Casandra began to regain consciousness but gave no outward sign as her mind raced. "How did this person know her name, a name she had not used in over 160 years? What did she mean about being Casandra's aunt? How did she get in my house?" A voice interrupted her thoughts, "O-genki desu ka."

Casandra opened her eyes and replied, "Genki desu. Perhaps English would be an easier language?"

"As you wish," Fiona replied. "I have spent a great deal of time and effort tracking you down Casandra. I know some things about your past which may be of interest to you."

Casandra pulled herself together and suddenly realized that she has been a poor host. She offered, "can I get you something to drink, perhaps some green tea?" Fiona accepted the offer, in part to let Casandra collect her thoughts. After a few minutes Casandra returned with a tea service and served Fiona ceremoniously.

When she had been served, Fiona told Casandra about Amber, and Eric, and Shadow. It took several hours to answer the inevitable questions. Fiona left, and was not seen again for over a year. Casandra used that time to come to grips with what she had learned and how she fit into this new reality. When she returned, Fiona taught Casandra about trumps, and how they are created, she also prepared Casandra to walk the Pattern.

As Casandra paces around the Grand Curve, she can feel herself being transformed by the experience. She continues through many more curves and twists, the sparks ever rising. Her whole body tingles and she can barely see where she is going by the time she reaches the Final Veil.

Once again she is faced with a wall of resistence. The experience is physically painful, like being stung by millions of grains of sand whipped by the wind's fury. Casandra is unable to move at all. All of her effort and will are insufficient to force her foot to move forward. Her whole body seems to be paralyzed.

Painful memories wash down the canyons of Casandra's mind like a flash flood. Fighting in Korea in 1894 with Japanese forces. They put down the rebellious Koreans and then the Chinese. Dressed again as a man, Casandra had joined the Japanese forces as a rifleman. Conditions in the camp were disgusting, with no place for Casandra to properly bathe, food that would make a jackel retreat, and unsanitary and inadequate medical facilities. The fighting was mercifully brief, but Casandra's luck ran out in her sixth month there. A bullet ripped through her, paralyzing her from the waist down. She was dragged off the field of battle in tremendous pain and sent home two weeks later.

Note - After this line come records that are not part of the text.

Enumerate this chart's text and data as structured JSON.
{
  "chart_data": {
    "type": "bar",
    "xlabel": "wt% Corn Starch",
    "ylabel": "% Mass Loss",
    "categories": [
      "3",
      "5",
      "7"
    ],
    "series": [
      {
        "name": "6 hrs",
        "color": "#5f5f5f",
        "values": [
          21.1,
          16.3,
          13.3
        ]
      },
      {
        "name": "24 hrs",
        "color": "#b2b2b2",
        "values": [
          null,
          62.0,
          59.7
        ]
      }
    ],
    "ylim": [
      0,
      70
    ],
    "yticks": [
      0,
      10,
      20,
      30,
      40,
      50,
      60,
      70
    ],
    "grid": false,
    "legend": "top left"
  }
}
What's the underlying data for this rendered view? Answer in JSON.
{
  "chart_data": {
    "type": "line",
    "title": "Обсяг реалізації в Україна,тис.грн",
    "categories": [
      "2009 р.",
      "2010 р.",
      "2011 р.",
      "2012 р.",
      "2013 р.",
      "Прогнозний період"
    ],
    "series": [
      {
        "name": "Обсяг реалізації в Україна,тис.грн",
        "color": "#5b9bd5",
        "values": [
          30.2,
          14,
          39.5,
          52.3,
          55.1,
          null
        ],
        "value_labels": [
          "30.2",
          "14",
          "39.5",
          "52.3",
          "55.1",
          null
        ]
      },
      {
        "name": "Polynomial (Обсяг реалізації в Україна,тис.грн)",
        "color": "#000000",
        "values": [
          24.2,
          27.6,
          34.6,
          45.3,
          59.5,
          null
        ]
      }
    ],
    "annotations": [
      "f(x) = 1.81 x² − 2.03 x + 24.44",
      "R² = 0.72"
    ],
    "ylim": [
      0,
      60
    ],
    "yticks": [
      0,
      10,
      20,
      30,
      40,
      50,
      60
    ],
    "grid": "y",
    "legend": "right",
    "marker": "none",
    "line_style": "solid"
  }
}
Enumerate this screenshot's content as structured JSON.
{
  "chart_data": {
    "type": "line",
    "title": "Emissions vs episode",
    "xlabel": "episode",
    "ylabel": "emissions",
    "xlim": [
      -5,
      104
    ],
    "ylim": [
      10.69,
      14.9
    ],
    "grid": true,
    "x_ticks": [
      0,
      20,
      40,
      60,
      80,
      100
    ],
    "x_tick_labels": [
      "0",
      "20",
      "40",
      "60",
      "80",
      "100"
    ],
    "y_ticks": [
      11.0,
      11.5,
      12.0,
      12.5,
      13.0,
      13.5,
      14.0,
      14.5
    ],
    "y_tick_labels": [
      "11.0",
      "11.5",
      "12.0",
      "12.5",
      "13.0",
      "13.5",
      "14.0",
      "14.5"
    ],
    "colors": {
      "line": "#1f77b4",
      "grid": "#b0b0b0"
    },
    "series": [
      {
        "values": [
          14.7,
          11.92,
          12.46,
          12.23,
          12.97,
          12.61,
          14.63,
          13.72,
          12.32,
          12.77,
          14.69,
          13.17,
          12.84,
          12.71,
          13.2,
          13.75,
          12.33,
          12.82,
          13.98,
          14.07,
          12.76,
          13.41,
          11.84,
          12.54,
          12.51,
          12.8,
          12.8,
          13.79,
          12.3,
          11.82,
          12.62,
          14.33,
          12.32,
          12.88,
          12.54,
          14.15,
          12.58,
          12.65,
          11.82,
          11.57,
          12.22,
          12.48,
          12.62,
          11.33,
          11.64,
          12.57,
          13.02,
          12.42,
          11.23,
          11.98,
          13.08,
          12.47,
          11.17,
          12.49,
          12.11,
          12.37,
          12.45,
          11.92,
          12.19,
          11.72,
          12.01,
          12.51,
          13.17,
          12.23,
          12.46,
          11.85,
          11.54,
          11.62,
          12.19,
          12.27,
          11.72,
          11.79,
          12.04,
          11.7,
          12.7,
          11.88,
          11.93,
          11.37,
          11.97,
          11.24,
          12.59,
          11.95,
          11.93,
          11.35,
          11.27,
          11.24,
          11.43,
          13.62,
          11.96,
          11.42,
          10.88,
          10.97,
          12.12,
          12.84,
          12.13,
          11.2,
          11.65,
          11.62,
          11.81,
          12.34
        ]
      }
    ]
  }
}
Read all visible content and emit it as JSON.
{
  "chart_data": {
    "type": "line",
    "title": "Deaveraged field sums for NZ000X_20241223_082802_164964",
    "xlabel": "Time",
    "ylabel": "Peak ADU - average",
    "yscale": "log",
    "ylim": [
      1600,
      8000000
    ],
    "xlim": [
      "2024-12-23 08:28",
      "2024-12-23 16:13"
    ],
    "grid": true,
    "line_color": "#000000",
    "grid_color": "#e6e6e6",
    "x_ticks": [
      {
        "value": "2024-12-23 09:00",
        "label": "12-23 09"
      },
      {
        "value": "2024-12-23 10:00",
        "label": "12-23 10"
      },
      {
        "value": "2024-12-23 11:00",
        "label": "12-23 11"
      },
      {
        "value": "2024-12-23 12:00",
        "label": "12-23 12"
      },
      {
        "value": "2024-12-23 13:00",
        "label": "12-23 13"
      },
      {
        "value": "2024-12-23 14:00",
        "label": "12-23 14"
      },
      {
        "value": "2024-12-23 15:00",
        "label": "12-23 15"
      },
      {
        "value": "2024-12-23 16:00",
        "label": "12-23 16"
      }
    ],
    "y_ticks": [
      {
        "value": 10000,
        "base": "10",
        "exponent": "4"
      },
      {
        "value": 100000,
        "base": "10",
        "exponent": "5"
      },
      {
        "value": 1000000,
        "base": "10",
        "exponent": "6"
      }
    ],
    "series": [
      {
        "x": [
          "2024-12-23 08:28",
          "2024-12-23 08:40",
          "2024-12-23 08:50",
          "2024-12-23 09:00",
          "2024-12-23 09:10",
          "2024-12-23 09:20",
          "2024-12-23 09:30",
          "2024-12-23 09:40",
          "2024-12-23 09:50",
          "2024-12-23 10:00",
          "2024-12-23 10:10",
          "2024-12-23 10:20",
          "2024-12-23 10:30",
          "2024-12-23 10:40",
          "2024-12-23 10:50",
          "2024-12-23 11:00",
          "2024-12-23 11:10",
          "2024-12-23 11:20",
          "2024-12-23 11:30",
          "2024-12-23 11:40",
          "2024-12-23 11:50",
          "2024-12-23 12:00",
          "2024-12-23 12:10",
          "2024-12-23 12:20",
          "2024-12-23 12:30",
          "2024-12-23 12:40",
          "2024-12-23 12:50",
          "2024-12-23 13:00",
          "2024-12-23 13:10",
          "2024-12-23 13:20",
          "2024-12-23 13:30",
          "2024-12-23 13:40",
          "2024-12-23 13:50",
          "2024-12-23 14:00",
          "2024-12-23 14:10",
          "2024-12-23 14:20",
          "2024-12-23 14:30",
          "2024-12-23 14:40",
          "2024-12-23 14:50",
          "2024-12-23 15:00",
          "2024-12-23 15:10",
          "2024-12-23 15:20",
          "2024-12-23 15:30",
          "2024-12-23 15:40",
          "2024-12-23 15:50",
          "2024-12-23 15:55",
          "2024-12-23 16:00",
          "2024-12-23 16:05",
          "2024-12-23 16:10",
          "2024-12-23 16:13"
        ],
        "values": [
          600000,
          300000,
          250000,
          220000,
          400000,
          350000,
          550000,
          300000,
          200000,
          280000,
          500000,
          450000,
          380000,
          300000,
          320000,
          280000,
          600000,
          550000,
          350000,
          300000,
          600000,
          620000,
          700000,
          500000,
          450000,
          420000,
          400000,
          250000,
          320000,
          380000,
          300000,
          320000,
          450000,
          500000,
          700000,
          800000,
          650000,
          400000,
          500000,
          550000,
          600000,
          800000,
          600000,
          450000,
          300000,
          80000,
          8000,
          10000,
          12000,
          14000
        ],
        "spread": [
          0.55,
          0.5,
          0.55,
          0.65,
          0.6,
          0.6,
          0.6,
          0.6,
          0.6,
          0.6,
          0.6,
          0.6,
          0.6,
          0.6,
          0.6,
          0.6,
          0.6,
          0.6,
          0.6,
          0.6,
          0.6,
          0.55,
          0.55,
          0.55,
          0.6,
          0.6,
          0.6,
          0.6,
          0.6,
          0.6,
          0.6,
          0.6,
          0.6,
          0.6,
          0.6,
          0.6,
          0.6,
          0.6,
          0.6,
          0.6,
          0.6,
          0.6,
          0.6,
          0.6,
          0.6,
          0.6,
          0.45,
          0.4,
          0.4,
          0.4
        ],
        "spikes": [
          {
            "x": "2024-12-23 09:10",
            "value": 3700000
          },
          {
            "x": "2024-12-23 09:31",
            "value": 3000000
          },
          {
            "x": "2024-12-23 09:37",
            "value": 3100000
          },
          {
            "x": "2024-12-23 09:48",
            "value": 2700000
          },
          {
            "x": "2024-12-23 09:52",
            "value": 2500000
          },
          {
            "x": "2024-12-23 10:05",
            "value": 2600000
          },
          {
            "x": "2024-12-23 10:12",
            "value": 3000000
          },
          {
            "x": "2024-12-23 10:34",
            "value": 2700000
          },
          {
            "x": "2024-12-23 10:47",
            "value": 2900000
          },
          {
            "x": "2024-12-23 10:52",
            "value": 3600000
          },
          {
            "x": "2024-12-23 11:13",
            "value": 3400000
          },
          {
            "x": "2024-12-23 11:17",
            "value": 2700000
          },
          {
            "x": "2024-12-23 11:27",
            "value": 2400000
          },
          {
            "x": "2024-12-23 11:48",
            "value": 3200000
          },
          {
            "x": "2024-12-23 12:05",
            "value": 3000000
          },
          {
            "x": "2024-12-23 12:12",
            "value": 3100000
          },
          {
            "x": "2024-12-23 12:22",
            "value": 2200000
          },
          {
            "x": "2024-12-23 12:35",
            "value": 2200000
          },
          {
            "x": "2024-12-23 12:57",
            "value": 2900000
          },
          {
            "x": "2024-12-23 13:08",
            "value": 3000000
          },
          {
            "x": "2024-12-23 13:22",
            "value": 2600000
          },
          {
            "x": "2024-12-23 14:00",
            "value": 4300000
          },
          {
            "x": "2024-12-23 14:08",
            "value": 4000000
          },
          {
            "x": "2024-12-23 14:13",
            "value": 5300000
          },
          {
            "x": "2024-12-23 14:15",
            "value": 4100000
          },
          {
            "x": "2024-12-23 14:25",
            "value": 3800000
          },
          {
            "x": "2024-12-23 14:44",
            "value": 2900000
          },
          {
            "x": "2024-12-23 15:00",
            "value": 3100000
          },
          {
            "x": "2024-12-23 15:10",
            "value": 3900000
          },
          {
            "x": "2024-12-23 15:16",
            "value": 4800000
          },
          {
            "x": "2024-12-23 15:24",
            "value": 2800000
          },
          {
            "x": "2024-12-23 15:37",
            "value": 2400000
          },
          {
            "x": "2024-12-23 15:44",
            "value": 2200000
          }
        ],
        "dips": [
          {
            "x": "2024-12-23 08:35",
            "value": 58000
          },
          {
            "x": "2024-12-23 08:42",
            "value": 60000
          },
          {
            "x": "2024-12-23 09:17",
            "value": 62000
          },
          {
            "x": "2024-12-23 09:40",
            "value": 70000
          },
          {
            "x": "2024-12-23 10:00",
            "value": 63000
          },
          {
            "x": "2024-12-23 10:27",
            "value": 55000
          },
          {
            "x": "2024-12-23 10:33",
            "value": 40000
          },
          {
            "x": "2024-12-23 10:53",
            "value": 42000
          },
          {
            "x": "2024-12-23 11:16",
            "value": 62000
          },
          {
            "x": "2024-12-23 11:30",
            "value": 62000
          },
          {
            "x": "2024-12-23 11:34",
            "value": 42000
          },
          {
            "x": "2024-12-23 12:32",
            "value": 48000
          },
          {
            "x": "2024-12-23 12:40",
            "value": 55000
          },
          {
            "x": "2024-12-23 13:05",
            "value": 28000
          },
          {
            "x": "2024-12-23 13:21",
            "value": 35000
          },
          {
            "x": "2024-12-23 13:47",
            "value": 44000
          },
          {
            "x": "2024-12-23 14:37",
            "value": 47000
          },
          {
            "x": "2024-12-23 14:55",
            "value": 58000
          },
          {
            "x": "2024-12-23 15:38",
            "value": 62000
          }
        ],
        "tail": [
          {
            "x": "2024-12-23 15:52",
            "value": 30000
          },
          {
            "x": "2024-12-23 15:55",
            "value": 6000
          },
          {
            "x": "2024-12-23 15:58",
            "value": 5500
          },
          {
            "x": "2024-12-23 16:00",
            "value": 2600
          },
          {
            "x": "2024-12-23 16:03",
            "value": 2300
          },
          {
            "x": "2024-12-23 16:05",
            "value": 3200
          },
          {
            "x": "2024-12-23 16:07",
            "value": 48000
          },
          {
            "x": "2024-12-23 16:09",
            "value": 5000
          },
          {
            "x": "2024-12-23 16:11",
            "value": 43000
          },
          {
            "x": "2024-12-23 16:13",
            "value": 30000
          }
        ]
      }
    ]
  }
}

It was three long years before she could feel a tingle in her feet again and another two until she could move as before. Casandra whiled away the months running her business, painting, and learning how to walk again.

With the same fierce determination, Casandra focuses her will on moving, channeling every ounce of her strength and determination into breaking through this last barrier. Casandra seems to recall every second of the years she was paralyzed in the time it takes her to pass through the Final Veil.

Eventually it parts before her and she nearly falls forward. It takes a long moment for Casandra to realize that she has done it. It is an effort just to keep from falling over, and it requires the last of Casandra's willpower to stand upright. It suddenly dawns on Casandra that she is quite literally at the Center of the Universe. She has the power now to travel through shadow and find her every desire, and of course, the power right now to go anywhere she wishes in an instant.

The choice is a simple one, in more ways than one. For there is only one thing that she desires at this instant. With a thought she is back in her home, in Japan. She removes her sweat-soaked clothing as she runs a hot bath for herself. She pours some jasmine into the water and lights several candles. Casandra submerges in the hot water, washing away the tears, the sweat, and the agony. At last she floats alone, and naked, in the center of her own little universe.